Let $P$ be a matrix and let $H(P) =- \sum_{i,j} P_{i,j} (\log(P_{i,j})-1)$.
Let $C$ be the cost matrix. And $\langle C,P\rangle$ the Frobenius inner product.
We introduce the regularized optimal transport problem $\min_{P \in U(a,b)} \langle C,P\rangle + \epsilon H(P)$.
We want to prove that as $\epsilon \to 0$, $P_\epsilon$ converges to an optimal solution to the original Kantrovich problem with maximal entropy.
I understand the proof up to the point where it says for any subsequence of $P_\epsilon$, we can choose a sub-subsequence of it that converges to an optimal transport plan with maximum entropy.

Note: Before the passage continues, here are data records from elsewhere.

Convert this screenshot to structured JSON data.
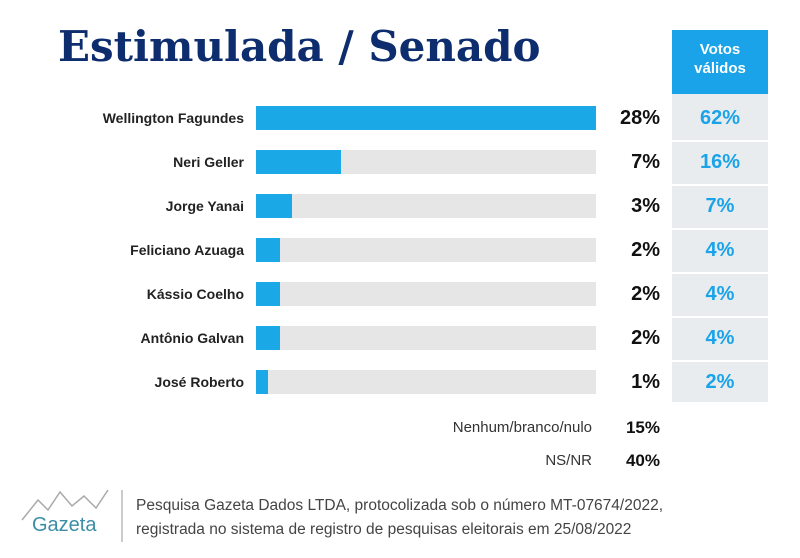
{
  "chart_data": {
    "type": "bar",
    "title": "Estimulada / Senado",
    "categories": [
      "Wellington Fagundes",
      "Neri Geller",
      "Jorge Yanai",
      "Feliciano Azuaga",
      "Kássio Coelho",
      "Antônio Galvan",
      "José Roberto"
    ],
    "values": [
      28,
      7,
      3,
      2,
      2,
      2,
      1
    ],
    "value_labels": [
      "28%",
      "7%",
      "3%",
      "2%",
      "2%",
      "2%",
      "1%"
    ],
    "color": "#1aa8e6",
    "xlim": [
      0,
      28
    ],
    "valid_votes": {
      "label": "Votos válidos",
      "color": "#1aa3e8",
      "values": [
        62,
        16,
        7,
        4,
        4,
        4,
        2
      ],
      "value_labels": [
        "62%",
        "16%",
        "7%",
        "4%",
        "4%",
        "4%",
        "2%"
      ]
    },
    "other_rows": [
      {
        "label": "Nenhum/branco/nulo",
        "value": 15,
        "value_label": "15%"
      },
      {
        "label": "NS/NR",
        "value": 40,
        "value_label": "40%"
      }
    ],
    "source": [
      "Pesquisa Gazeta Dados LTDA, protocolizada sob o número MT-07674/2022,",
      "registrada no sistema de registro de pesquisas eleitorais em 25/08/2022"
    ],
    "logo": "Gazeta"
  }
}
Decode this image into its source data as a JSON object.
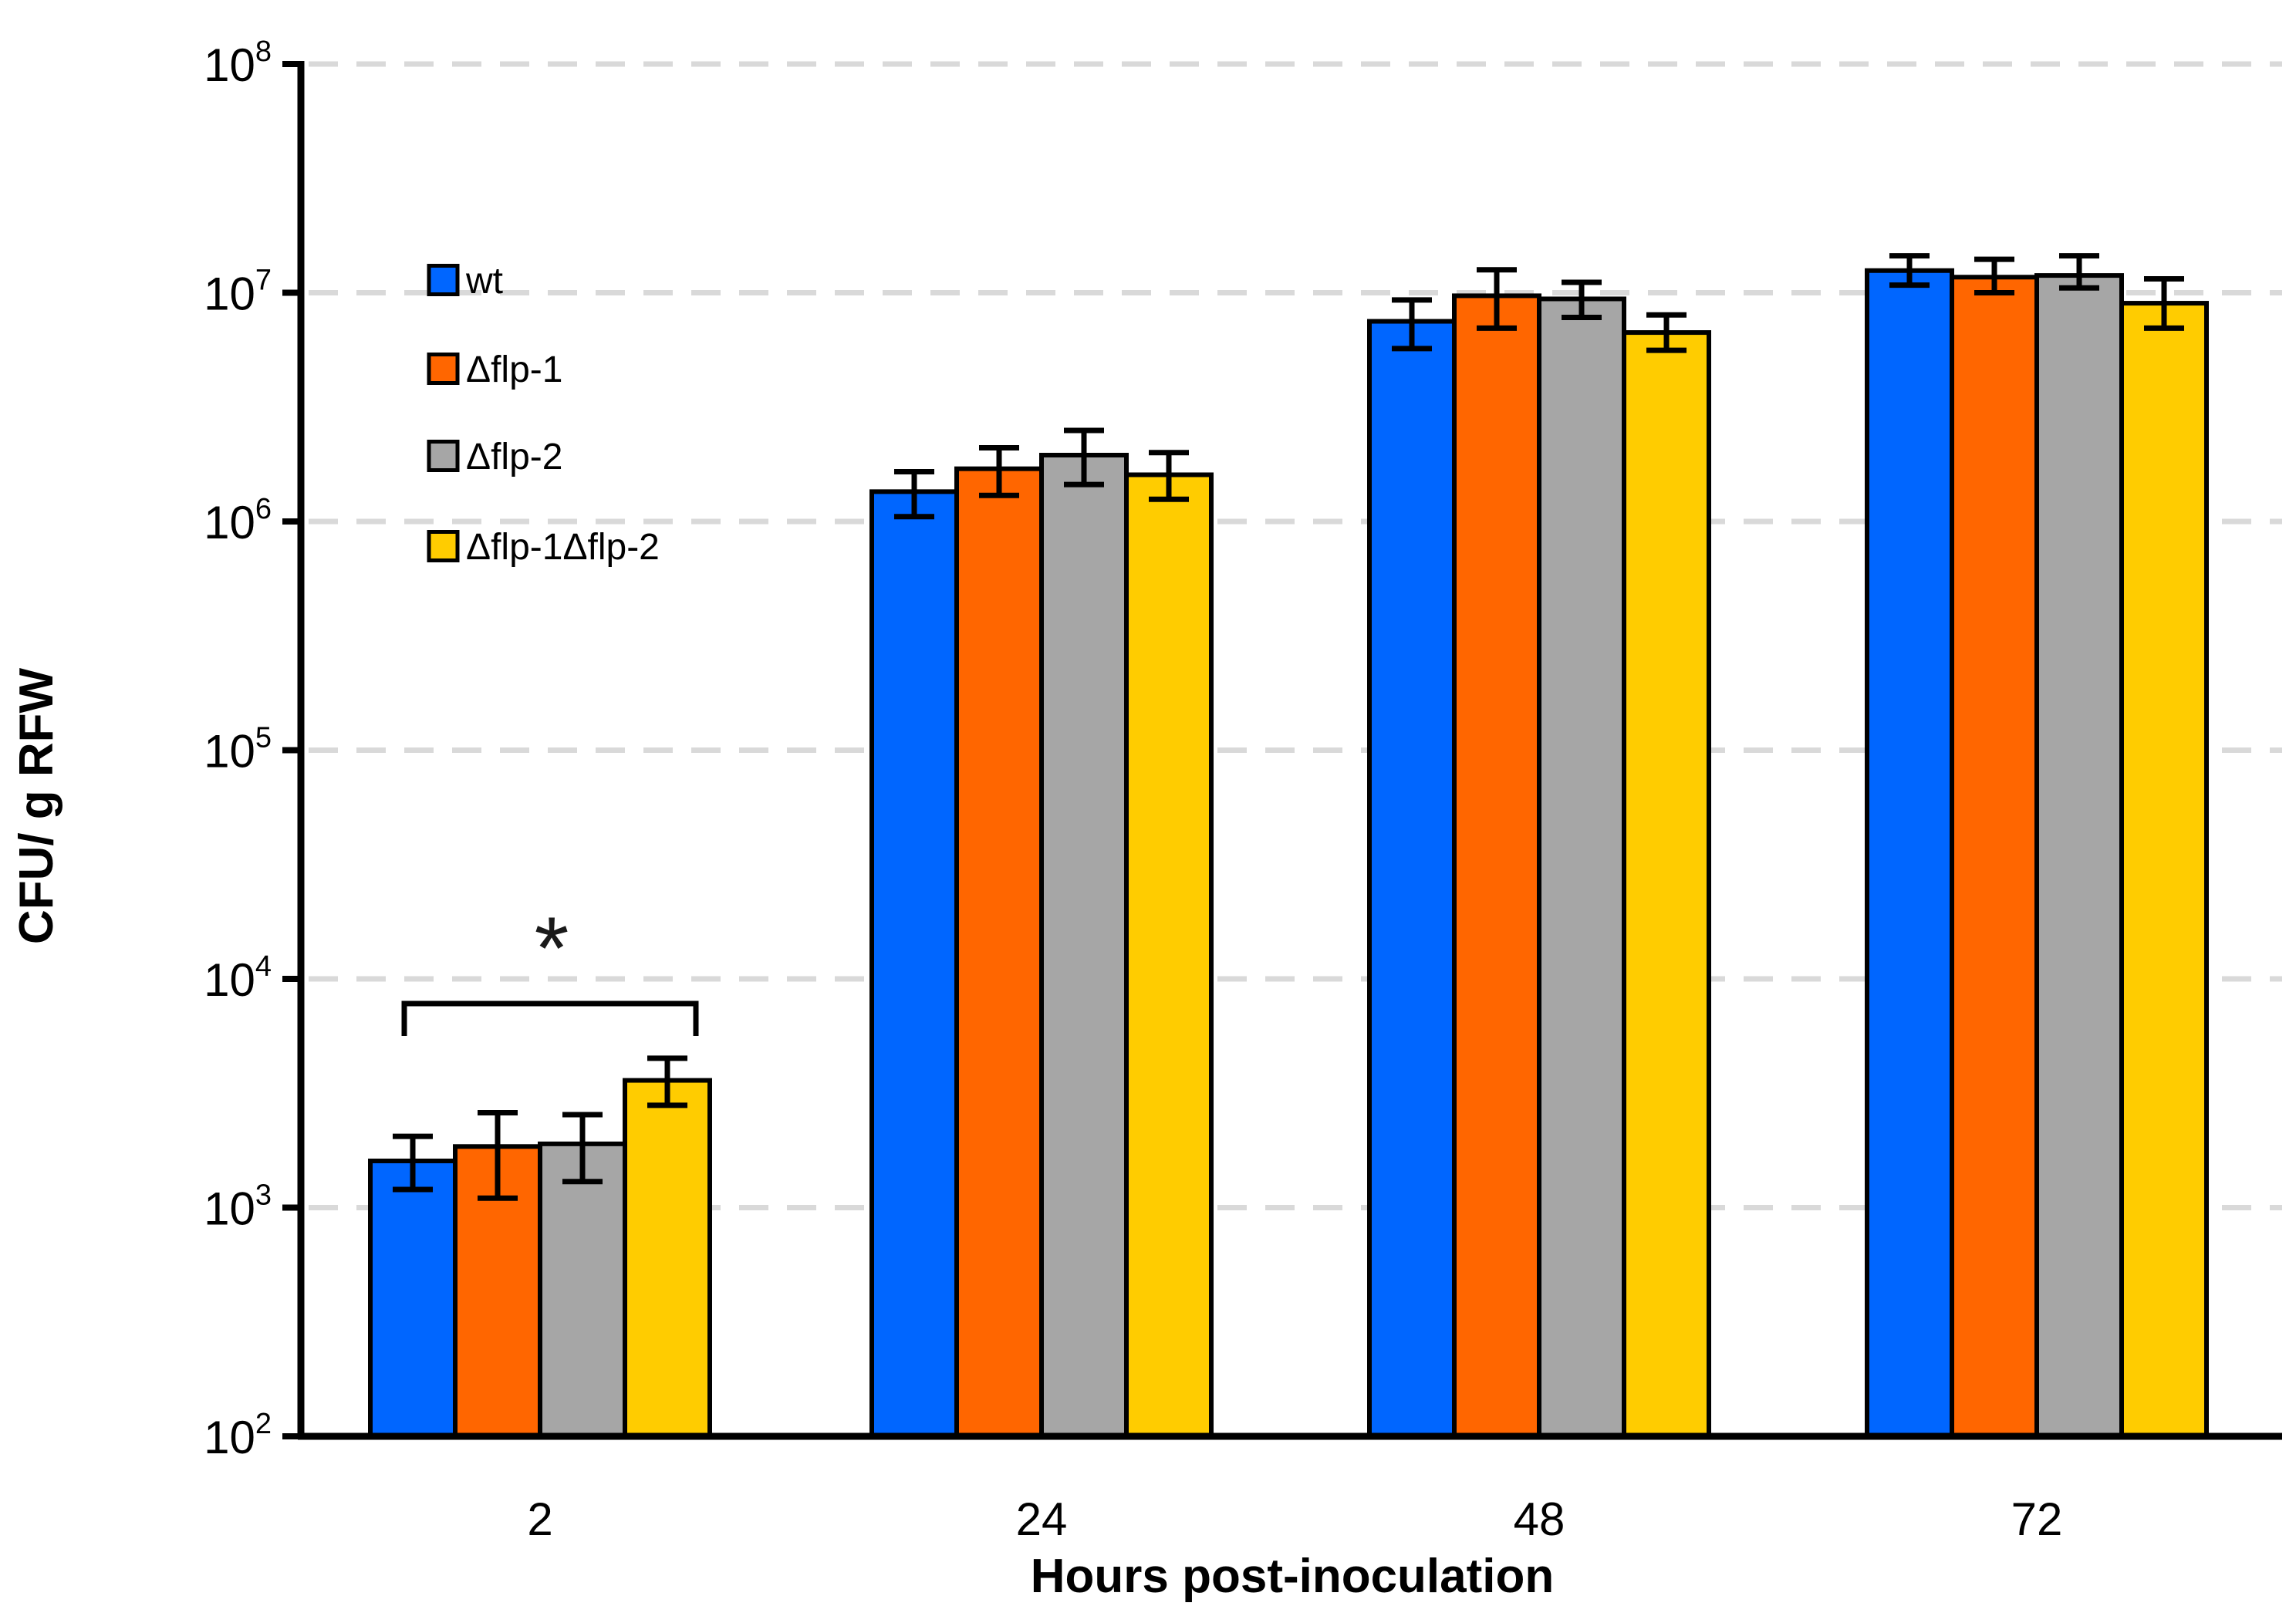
{
  "chart_data": {
    "type": "bar",
    "title": "",
    "xlabel": "Hours post-inoculation",
    "ylabel": "CFU/ g RFW",
    "yscale": "log",
    "ylim": [
      100,
      100000000
    ],
    "ytick_base": "10",
    "ytick_exponents": [
      2,
      3,
      4,
      5,
      6,
      7,
      8
    ],
    "grid": "dashed-horizontal",
    "gridline_color": "#D9D9D9",
    "axis_color": "#000000",
    "legend_position": "upper-left-inside",
    "categories": [
      "2",
      "24",
      "48",
      "72"
    ],
    "series": [
      {
        "name": "wt",
        "color": "#0066FF",
        "values": [
          1600,
          1350000,
          7500000,
          12500000
        ],
        "err_lo": [
          1200,
          1050000,
          5700000,
          10800000
        ],
        "err_hi": [
          2050,
          1650000,
          9300000,
          14500000
        ]
      },
      {
        "name": "Δflp-1",
        "color": "#FF6600",
        "values": [
          1850,
          1700000,
          9700000,
          11700000
        ],
        "err_lo": [
          1100,
          1300000,
          7000000,
          10000000
        ],
        "err_hi": [
          2600,
          2100000,
          12600000,
          14000000
        ]
      },
      {
        "name": "Δflp-2",
        "color": "#A6A6A6",
        "values": [
          1900,
          1950000,
          9400000,
          11900000
        ],
        "err_lo": [
          1300,
          1450000,
          7800000,
          10500000
        ],
        "err_hi": [
          2550,
          2500000,
          11100000,
          14500000
        ]
      },
      {
        "name": "Δflp-1Δflp-2",
        "color": "#FFCC00",
        "values": [
          3600,
          1600000,
          6700000,
          9000000
        ],
        "err_lo": [
          2800,
          1250000,
          5600000,
          7000000
        ],
        "err_hi": [
          4500,
          2000000,
          8000000,
          11500000
        ]
      }
    ],
    "annotation": {
      "type": "significance-bracket",
      "label": "*",
      "category": "2",
      "from_series": "wt",
      "to_series": "Δflp-1Δflp-2",
      "bracket_y_value": 7800
    }
  }
}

Question 1) The part I don't get is when it says by strict convexity of $-H$, we get $P^* = P_0^*$. It is clear that $-H$ is strictly convex, but you still need $-H$ on a convex set. It seems we are only looking at optimal points in the Kantrovich problem, which is not a convex set.
Question 2) It says that as $\epsilon \to \infty$, $P$ gets less sparse, but I would have thought the opposite since more entropy means more uncertainties.
Thank you!





Let $\mathcal{X}$ be the discrete set for which $a,b$ are measures on.

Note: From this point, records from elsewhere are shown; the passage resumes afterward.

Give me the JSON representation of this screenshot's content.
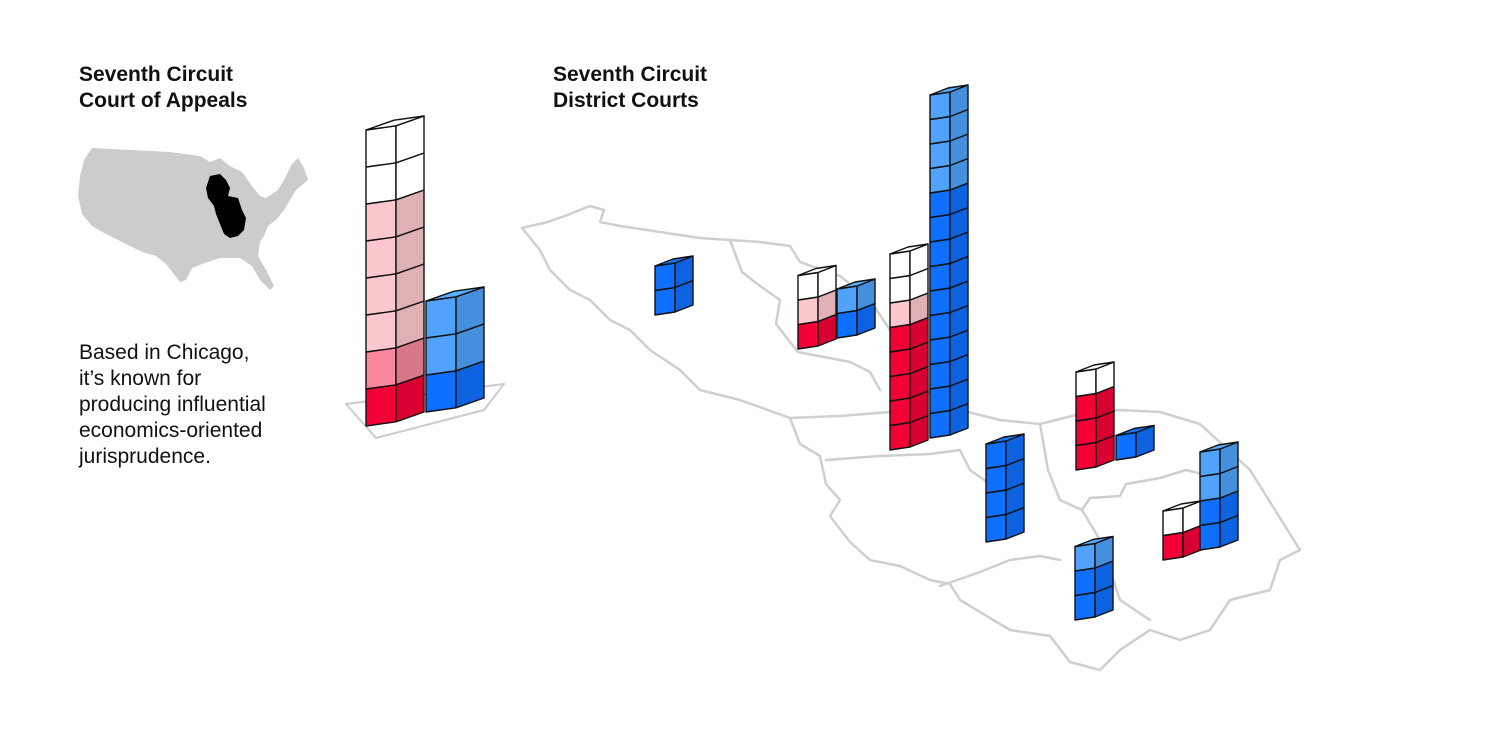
{
  "appeals": {
    "title_line1": "Seventh Circuit",
    "title_line2": "Court of Appeals",
    "description_lines": [
      "Based in Chicago,",
      "it’s known for",
      "producing influential",
      "economics-oriented",
      "jurisprudence."
    ]
  },
  "district": {
    "title_line1": "Seventh Circuit",
    "title_line2": "District Courts"
  },
  "colors": {
    "red": "#f50036",
    "medium_red": "#f8869c",
    "light_red": "#fdc8cd",
    "white": "#ffffff",
    "blue": "#0f6fff",
    "light_blue": "#50a2fb",
    "map_gray": "#cccccc",
    "region_black": "#000000",
    "outline_gray": "#cfcfcf"
  },
  "icons": {
    "locator_map": "us-map-icon"
  },
  "chart_data": [
    {
      "type": "stacked-cube-bar",
      "court": "Court of Appeals",
      "stacks": [
        {
          "segments": [
            "red",
            "medium_red",
            "light_red",
            "light_red",
            "light_red",
            "light_red",
            "white",
            "white"
          ]
        },
        {
          "segments": [
            "blue",
            "light_blue",
            "light_blue"
          ]
        }
      ]
    },
    {
      "type": "stacked-cube-bar-map",
      "court": "District Courts",
      "stacks": [
        {
          "segments": [
            "blue",
            "blue"
          ]
        },
        {
          "segments": [
            "red",
            "light_red",
            "white"
          ]
        },
        {
          "segments": [
            "blue",
            "light_blue"
          ]
        },
        {
          "segments": [
            "red",
            "red",
            "red",
            "red",
            "red",
            "light_red",
            "white",
            "white"
          ]
        },
        {
          "segments": [
            "blue",
            "blue",
            "blue",
            "blue",
            "blue",
            "blue",
            "blue",
            "blue",
            "blue",
            "blue",
            "light_blue",
            "light_blue",
            "light_blue",
            "light_blue"
          ]
        },
        {
          "segments": [
            "red",
            "red",
            "red",
            "white"
          ]
        },
        {
          "segments": [
            "blue"
          ]
        },
        {
          "segments": [
            "blue",
            "blue",
            "blue",
            "blue"
          ]
        },
        {
          "segments": [
            "red",
            "white"
          ]
        },
        {
          "segments": [
            "blue",
            "blue",
            "light_blue"
          ]
        },
        {
          "segments": [
            "blue",
            "blue",
            "light_blue",
            "light_blue"
          ]
        }
      ]
    }
  ]
}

With respect to your first question, consider the sequence $\epsilon_l\to 0$, $\epsilon_l>0$. From what I gather you can see that for some subsequence (which for clarity I will relabel) $\lim P_{\epsilon_{l_{k}}}$ exists and we call it $P^*$. Moreover, the limit is such that $P^*=\text{argmin}\{-H(P)~:~P\in U(a,b),\langle P,C\rangle=L_C(a,b)\}.$ It is also clear that $-H$ is strictly convex.
Now $U(a,b)$ is a convex set, indeed let $P,Q \in U(a,b)$ and let $\mathcal{Y}$ be some measurable subset of $\mathcal{X}$, then $\lambda P(\mathcal{X}\times \mathcal{Y})+(1-\lambda) Q(\mathcal{X}\times \mathcal{Y})=\lambda b(\mathcal{Y})+(1-\lambda) b(\mathcal{Y})=b(\mathcal{Y})$, we can do the same for the other marginal. Hence, the limit to the full sequence $\lim P_{\epsilon_l}$ is unique, we call it $P_0^*$. But since $\epsilon_{l_{k}}$ is a subsequence of $\epsilon_{l}$ is must be that that $P^*=P_0^*$.
For question 2), the sparsity of a matrix is describes the number of zeros it has. The more zeros the more sparse. Adding entropy is like adding diffusion (or for PDE a Laplacian). It blurs the optimal transport plan, spreading out mass, hence decreasing the number of zeros in the optimal plan i.e it becomes less sparse.